I tagged along on the bus with Kathy to an appointment in Schenectady. Afterward, we wandered around while talking and ended up at Union College. Neither one of us had ever been in a fraternity house, and decided to check out first one we saw. The place was a wreck; our shoes made squeaky ripping noises with each step as they stuck to the tiled area of the floor near a bar in the dining area. The room reeked of a sour odor that must have been old beer soaked into the thin carpet of what appeared to be a large family room with couches, a TV, pool table, and beer pong set up. I assumed there had just been a party, but that’s probably how it looks just about any day of the week. We headed right up the stairs acting as if we belonged, but must have really looked out of place, because this guy standing at the bottom of the stairs stopped us before we had gotten even half way to the first landing, calling out with a really big smile, “Can I help you ladies?” I simply answered, “We’re just looking around.” Why lie? He raised his eyebrows and pouted his mouth to a slight frown, but said, “ok,” so we continued up the flight, checking out the framed annual house photos that lined the walls, and wandered around the halls on the different floors, and peeked into open dorm rooms to see what it was all like. On our way back down the stairs, the same guy stopped us once again, introduced himself as Lou, and asked if we wanted to stay for dinner. Kathy and I looked at each other, and shrugged our shoulders. I said, “Sure, but I’ll have to call home first to ask my mother.” He walked me back upstairs to use a phone in this little room in the hall on the second floor. My mom said, “that’s fine,” without asking questions; I don’t think she realized that we just met these people.
We hung out and talked before dinner was ready. The dining area had long tables lined up in a U shape; lots of guys came in, but nobody sat down.
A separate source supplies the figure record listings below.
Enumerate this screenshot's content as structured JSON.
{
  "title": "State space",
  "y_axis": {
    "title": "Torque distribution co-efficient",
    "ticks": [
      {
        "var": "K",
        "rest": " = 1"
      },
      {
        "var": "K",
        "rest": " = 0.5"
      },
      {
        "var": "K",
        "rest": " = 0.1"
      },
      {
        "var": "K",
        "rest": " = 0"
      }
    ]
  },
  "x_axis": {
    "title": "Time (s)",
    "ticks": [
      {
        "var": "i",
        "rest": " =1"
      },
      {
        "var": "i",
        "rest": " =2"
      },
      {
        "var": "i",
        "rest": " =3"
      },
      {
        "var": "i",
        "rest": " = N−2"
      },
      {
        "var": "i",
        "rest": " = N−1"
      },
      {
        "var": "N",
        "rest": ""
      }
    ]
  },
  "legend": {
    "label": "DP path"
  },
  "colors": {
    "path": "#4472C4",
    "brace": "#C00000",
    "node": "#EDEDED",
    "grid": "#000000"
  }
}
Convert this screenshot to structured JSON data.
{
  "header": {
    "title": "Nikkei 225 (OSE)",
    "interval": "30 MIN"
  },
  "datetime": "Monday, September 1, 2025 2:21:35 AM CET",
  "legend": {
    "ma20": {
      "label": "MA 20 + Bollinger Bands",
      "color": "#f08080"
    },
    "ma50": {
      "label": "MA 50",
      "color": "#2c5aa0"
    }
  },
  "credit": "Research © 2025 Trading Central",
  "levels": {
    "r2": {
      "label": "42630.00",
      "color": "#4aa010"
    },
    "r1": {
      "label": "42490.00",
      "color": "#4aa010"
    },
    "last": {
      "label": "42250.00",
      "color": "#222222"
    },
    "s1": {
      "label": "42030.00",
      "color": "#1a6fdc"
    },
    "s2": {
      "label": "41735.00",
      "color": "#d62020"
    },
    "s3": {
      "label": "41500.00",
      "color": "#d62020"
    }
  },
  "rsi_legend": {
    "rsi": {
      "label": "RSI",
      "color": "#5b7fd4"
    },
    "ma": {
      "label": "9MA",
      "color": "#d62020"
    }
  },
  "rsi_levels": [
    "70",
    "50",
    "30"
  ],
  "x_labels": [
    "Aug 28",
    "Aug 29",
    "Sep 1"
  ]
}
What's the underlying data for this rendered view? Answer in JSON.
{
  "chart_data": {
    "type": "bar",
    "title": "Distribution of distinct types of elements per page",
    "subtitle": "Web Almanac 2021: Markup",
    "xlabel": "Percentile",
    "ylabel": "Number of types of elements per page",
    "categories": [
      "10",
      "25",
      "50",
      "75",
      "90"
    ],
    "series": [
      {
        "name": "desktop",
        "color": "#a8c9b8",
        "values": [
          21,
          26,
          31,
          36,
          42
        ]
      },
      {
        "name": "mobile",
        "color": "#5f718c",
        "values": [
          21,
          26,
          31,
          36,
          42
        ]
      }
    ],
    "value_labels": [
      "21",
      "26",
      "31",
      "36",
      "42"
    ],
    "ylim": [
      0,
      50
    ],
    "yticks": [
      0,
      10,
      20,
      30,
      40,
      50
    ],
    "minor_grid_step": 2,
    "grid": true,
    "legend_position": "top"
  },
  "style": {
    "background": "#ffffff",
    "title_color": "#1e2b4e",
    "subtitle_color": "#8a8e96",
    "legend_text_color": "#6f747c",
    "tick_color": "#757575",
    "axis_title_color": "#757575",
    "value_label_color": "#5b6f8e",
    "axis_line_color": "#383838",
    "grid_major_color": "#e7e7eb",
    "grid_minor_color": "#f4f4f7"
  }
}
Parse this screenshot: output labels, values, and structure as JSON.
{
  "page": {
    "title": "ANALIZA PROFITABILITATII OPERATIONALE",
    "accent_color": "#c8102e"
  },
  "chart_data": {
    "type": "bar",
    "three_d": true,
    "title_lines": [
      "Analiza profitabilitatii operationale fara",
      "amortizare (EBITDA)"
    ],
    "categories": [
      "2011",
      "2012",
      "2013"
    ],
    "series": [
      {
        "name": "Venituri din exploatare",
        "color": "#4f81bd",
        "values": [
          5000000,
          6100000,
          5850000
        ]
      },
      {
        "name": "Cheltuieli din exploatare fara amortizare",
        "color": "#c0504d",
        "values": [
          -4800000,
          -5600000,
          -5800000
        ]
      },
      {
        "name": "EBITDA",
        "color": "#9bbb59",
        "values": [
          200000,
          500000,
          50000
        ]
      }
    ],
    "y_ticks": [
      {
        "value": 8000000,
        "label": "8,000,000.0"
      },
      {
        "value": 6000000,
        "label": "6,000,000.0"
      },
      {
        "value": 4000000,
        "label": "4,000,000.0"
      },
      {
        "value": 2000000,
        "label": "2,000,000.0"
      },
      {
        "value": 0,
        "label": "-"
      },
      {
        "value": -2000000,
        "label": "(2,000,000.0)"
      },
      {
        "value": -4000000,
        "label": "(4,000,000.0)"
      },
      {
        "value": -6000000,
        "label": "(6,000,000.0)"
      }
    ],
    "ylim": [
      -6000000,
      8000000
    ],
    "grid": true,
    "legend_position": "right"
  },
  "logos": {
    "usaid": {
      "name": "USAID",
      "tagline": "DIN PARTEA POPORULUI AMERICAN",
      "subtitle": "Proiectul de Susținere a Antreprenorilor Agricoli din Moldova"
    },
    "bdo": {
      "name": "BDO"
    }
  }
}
There were probably 50 guys all standing at the table behind their chairs, watching us talking to Lou near the center of the shorter bank of tables of the middle part of the U. Finally, Lou told us that nobody would sit until Kathy and I sat down first. We both quickly dropped into the closest seats, and Lou sat next to me. Over the dinner conversation, he asked why I had such a dark tan, which was a legitimate question, since it was Spring in upstate New York, and I looked like I had spent all summer at the beach. I explained that I was just back from traveling for months with my parents’ magic act on cruise ships. He asked a barrage of questions about what we did, where we went, and what that life was like, and then if I would do some magic. My dad is great with close up magic and can do all kinds of tricks using everyday objects – especially things that are on a normal dining room table. I don’t have a clue how to do any of that. I am the girl in a skimpy outfit who does the snake dance routine, gets cut in half, impaled by swords, appears and disappears, brings props on and off stage, and takes a bow. But I can’t make a simple salt shaker disappear, levitate a fork, or pull a coin from behind someone’s ear. But I do have one trick I can do just about anywhere, and I said I’d do it for the whole fraternity right there in the dining room.